Hacker News new | ask | show | jobs
by szvsw 535 days ago
Just skimmed the abstract and it immediately has me wondering if there are ways that this research intersects with explainability research - specifically, the notion that certain inputs only activate certain portions of a network. I wonder if at some point that kind of information could be leveraged to provide better sorting of datasets into batches. Obviously this conflicts a little bit with the notion that you want your batches to be just completely random permutations.

In some sense, if two inputs activate the same parts of the network at high intensity, then they are more likely to result in conflicting gradients if they are in separate microbatches from the same macrobatch.

I’m curious if you think long term, there could be some utility in trying to periodically extract information about how samples activate the network and use that (or some other representation) to better sort the micro/macro batches to maximize your parallelism by making conflicts less likely.

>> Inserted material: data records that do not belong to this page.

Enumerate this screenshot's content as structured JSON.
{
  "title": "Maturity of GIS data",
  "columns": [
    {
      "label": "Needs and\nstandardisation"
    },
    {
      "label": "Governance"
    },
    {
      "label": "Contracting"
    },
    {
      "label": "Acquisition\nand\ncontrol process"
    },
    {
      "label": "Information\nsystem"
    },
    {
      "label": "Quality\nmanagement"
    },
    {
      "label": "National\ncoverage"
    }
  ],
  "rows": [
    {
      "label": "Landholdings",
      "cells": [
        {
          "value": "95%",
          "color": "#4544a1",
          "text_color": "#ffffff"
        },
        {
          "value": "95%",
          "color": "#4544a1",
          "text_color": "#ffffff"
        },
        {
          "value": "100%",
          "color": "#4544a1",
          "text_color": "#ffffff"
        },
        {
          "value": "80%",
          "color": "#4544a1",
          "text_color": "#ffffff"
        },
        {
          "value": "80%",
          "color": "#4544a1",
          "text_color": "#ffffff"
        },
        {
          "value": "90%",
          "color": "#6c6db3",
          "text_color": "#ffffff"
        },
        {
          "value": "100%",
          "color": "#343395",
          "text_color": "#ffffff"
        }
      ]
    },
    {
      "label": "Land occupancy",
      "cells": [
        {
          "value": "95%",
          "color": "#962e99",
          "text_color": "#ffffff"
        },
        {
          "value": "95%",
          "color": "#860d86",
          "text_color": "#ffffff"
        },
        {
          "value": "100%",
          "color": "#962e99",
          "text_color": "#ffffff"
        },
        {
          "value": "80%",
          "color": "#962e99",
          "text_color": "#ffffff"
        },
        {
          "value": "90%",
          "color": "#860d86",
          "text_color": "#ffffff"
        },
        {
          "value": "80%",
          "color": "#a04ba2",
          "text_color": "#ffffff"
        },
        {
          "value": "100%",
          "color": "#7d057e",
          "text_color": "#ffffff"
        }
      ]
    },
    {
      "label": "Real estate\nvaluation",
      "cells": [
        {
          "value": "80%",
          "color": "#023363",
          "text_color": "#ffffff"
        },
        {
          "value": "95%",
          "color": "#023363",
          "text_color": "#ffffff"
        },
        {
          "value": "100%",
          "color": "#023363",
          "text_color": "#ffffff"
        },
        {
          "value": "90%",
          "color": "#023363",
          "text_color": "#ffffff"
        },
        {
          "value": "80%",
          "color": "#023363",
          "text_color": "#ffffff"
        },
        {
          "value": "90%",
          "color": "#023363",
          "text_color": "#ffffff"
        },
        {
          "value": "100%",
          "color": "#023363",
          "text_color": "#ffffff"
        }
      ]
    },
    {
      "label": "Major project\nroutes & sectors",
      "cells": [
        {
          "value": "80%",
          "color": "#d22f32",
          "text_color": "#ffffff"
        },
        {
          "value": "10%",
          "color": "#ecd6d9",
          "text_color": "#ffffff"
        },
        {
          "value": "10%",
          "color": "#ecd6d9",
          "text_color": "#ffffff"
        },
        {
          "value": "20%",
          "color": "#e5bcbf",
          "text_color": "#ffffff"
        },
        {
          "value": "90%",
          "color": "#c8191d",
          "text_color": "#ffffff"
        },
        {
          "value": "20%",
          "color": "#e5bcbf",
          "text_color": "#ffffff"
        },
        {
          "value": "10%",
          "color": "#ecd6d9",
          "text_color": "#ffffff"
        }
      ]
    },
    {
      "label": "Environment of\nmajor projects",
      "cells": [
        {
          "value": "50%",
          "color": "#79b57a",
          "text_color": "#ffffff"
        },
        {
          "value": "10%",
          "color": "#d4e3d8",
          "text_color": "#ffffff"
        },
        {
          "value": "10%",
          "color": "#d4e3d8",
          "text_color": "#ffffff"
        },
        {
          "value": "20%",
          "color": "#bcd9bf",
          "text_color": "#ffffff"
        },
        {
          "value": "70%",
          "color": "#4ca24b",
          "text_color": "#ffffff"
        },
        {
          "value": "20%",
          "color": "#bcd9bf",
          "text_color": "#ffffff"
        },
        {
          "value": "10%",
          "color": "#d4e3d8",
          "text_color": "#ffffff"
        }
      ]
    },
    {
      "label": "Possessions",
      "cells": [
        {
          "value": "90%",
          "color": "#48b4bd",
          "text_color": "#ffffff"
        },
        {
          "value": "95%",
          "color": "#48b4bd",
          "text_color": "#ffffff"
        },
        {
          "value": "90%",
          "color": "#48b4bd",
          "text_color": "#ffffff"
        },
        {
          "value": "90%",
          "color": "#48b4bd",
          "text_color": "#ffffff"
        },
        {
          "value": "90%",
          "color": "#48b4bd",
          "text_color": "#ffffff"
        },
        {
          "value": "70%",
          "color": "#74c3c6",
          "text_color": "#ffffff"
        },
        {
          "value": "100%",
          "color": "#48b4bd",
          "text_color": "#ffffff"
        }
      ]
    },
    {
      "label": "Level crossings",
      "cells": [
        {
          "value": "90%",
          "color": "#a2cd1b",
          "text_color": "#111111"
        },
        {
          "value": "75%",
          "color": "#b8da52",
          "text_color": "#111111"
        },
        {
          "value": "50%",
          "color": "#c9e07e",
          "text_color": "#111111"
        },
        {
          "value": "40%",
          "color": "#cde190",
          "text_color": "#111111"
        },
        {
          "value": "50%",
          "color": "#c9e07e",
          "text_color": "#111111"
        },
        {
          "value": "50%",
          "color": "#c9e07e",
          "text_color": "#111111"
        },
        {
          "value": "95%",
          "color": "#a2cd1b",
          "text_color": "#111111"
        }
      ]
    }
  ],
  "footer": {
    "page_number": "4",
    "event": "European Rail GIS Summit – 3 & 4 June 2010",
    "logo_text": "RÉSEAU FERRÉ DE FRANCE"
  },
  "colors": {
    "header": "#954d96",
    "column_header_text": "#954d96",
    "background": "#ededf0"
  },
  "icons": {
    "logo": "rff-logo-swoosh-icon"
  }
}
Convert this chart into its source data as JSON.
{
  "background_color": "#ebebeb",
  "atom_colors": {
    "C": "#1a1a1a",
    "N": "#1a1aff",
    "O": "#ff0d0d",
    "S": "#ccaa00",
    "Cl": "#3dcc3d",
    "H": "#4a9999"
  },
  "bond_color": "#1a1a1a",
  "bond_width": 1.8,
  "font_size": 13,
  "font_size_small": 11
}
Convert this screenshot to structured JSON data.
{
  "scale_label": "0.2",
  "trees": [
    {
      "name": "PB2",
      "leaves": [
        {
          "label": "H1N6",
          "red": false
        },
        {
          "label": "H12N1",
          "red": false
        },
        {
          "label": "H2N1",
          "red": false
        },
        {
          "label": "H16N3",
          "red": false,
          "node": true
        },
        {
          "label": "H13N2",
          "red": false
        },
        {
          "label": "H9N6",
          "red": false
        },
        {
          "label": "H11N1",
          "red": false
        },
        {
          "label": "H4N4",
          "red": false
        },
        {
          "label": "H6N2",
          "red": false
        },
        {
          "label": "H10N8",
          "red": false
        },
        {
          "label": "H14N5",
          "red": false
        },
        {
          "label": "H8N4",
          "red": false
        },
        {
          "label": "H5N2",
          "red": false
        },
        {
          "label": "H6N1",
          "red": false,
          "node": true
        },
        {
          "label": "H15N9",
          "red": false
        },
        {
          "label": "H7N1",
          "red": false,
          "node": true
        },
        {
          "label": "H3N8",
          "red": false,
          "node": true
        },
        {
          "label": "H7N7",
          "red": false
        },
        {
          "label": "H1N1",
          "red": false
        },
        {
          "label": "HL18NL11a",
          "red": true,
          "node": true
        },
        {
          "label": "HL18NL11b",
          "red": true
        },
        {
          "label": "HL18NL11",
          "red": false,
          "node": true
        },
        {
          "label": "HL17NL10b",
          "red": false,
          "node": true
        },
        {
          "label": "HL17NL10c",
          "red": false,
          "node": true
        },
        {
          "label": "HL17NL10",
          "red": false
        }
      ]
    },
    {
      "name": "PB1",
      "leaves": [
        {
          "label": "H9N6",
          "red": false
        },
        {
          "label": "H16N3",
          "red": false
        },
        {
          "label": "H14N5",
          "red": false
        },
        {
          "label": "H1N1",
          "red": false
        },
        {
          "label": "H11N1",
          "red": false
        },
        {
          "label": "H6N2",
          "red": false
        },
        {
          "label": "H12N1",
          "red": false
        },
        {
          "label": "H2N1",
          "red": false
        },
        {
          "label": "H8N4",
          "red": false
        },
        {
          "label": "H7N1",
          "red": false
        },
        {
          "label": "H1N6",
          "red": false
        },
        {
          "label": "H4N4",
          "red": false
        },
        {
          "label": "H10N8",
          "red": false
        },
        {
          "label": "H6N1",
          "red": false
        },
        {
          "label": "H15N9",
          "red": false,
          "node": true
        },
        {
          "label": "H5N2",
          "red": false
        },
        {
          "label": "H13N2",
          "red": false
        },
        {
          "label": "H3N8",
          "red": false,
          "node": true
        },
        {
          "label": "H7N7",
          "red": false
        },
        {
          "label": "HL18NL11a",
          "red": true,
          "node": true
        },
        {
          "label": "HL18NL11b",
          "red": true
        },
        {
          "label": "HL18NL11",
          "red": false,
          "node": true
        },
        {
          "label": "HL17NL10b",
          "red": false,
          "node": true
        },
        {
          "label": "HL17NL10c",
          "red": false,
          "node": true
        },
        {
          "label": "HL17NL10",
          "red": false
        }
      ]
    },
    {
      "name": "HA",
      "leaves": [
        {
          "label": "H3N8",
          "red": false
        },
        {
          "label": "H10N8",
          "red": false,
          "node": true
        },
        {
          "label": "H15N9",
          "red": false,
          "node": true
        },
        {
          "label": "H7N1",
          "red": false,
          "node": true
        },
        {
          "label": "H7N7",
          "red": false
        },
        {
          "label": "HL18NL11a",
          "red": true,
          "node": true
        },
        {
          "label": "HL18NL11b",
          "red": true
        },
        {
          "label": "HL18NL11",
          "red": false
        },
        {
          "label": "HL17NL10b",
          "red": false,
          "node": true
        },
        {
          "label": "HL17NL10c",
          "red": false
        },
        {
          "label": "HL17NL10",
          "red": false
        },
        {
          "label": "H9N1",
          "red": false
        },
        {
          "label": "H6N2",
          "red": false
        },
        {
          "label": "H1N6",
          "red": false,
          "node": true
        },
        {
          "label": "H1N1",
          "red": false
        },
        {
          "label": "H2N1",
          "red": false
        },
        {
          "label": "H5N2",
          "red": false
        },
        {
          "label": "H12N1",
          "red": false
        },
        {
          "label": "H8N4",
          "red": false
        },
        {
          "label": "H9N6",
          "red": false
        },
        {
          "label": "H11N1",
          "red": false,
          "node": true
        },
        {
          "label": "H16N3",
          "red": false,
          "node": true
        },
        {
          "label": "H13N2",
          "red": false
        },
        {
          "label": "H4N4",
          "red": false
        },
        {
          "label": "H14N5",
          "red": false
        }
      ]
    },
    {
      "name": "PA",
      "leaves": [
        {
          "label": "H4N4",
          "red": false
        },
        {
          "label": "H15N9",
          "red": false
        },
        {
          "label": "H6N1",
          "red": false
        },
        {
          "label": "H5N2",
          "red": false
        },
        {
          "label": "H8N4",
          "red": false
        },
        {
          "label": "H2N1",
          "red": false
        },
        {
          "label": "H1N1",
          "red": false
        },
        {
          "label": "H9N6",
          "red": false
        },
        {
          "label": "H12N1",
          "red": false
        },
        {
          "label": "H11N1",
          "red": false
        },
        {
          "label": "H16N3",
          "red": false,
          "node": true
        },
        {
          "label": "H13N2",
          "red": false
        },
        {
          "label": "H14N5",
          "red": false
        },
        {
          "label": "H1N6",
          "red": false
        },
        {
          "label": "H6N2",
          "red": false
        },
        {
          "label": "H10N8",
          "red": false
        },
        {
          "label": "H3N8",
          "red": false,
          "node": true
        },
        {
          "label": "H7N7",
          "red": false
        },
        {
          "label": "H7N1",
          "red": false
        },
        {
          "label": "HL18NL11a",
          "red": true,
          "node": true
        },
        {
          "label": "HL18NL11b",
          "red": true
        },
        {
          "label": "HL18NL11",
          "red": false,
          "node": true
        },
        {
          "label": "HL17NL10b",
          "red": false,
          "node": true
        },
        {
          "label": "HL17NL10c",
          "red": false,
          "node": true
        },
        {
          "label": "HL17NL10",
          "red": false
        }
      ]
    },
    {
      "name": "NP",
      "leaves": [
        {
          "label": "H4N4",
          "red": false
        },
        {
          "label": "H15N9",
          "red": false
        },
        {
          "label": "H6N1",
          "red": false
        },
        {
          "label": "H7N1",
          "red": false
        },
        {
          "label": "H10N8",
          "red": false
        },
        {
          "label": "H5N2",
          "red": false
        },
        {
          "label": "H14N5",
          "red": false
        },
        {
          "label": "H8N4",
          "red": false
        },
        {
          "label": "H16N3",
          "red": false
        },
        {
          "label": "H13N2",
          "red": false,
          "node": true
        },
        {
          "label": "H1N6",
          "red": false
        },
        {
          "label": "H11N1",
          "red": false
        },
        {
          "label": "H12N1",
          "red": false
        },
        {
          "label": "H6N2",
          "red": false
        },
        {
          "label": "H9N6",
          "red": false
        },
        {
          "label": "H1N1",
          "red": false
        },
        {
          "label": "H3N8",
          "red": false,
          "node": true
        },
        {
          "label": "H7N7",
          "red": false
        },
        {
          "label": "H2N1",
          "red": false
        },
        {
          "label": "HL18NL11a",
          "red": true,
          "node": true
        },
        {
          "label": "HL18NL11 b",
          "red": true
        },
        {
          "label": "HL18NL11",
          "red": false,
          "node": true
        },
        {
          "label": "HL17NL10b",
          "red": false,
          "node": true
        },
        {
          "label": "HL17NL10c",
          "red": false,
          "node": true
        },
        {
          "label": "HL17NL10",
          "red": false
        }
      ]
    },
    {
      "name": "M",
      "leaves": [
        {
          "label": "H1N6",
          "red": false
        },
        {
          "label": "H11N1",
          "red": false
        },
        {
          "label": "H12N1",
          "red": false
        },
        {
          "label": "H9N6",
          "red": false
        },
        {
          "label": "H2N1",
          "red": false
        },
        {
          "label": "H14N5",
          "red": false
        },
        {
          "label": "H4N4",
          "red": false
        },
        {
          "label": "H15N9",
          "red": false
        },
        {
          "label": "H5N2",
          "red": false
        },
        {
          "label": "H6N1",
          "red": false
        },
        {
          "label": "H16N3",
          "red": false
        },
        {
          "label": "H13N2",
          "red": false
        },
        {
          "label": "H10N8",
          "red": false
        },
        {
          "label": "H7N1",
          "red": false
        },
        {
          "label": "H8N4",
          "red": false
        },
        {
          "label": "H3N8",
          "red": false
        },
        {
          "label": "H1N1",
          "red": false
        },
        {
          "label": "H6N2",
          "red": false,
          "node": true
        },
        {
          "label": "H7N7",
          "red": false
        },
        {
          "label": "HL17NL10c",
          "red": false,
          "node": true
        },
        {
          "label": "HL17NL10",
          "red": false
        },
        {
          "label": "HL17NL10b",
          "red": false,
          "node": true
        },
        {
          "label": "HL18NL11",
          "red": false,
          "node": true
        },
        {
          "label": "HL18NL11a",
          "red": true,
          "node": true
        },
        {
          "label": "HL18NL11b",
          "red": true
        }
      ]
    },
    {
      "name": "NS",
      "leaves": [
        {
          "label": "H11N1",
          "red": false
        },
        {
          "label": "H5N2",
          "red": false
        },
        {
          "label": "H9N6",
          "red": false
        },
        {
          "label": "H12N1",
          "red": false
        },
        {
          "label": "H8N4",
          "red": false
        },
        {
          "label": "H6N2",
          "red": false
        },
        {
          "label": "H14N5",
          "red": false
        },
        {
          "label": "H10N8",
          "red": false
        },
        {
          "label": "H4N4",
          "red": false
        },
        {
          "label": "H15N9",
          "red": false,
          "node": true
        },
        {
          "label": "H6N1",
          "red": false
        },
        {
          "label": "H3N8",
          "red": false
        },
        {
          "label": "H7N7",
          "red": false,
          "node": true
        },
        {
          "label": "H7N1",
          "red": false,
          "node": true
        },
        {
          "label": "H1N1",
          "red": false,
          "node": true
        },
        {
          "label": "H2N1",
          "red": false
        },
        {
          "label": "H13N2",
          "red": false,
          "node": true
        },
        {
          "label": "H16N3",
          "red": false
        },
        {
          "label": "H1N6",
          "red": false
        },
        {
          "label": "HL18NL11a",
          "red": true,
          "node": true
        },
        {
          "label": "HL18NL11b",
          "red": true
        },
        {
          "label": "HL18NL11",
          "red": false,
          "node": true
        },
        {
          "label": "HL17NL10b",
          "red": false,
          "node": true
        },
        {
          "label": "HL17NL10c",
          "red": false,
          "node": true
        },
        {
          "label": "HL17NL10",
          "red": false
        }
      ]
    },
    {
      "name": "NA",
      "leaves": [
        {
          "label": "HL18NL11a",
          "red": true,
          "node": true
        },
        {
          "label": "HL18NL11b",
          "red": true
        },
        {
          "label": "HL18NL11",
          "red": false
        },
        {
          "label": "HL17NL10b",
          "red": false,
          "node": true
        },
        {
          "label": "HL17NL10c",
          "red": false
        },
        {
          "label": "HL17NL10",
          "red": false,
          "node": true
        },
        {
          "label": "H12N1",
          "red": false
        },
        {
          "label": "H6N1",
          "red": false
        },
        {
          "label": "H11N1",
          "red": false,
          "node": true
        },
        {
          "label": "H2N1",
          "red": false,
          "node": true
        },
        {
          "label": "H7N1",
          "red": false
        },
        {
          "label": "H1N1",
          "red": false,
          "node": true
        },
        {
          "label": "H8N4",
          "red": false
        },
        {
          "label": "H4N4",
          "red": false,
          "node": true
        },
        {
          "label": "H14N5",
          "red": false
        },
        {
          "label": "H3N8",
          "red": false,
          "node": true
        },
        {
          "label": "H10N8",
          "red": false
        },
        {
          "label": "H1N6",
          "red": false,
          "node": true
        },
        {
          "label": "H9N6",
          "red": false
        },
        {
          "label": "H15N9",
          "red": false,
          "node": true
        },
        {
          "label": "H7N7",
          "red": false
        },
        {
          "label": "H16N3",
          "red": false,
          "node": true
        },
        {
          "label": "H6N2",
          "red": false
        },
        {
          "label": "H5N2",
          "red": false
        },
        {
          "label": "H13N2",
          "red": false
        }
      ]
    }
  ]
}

Obviously there would be some sort of time penalty dealing with calculating whatever that representation is and sorting so that overhead might far outweigh any gains, but I could see it as at least plausible that there might be some contexts/scales where making that periodic investment could pay off.

1 comments

Yes! I think this a great area of research. If you think of the gradient values as a blame score for why you got the answer wrong, then you can have a lot of fun with exploring which weights light up for different problems. A note, in Ring All Reduce they actually don’t ever share the FULL gradient but instead blocks. So to put this into practice you’d have to show that you can do the thresholding on the block of gradients vs the full gradient which you may never be able to fit in VRAM. Will results still hold? I don’t know. I believe it would but that’s for the next paper.
Very cool! Glad to hear my intuition is on the right track… I’m very much on the applied ML for engineering design side as opposed to the bleeding edge research side, so in terms of multi-node training I haven’t done much more than spin up a few GPUs and let PyTorch Lightning handle the parallelism, but cool to try to keep up with this stuff.

Thanks for the response and good luck with this!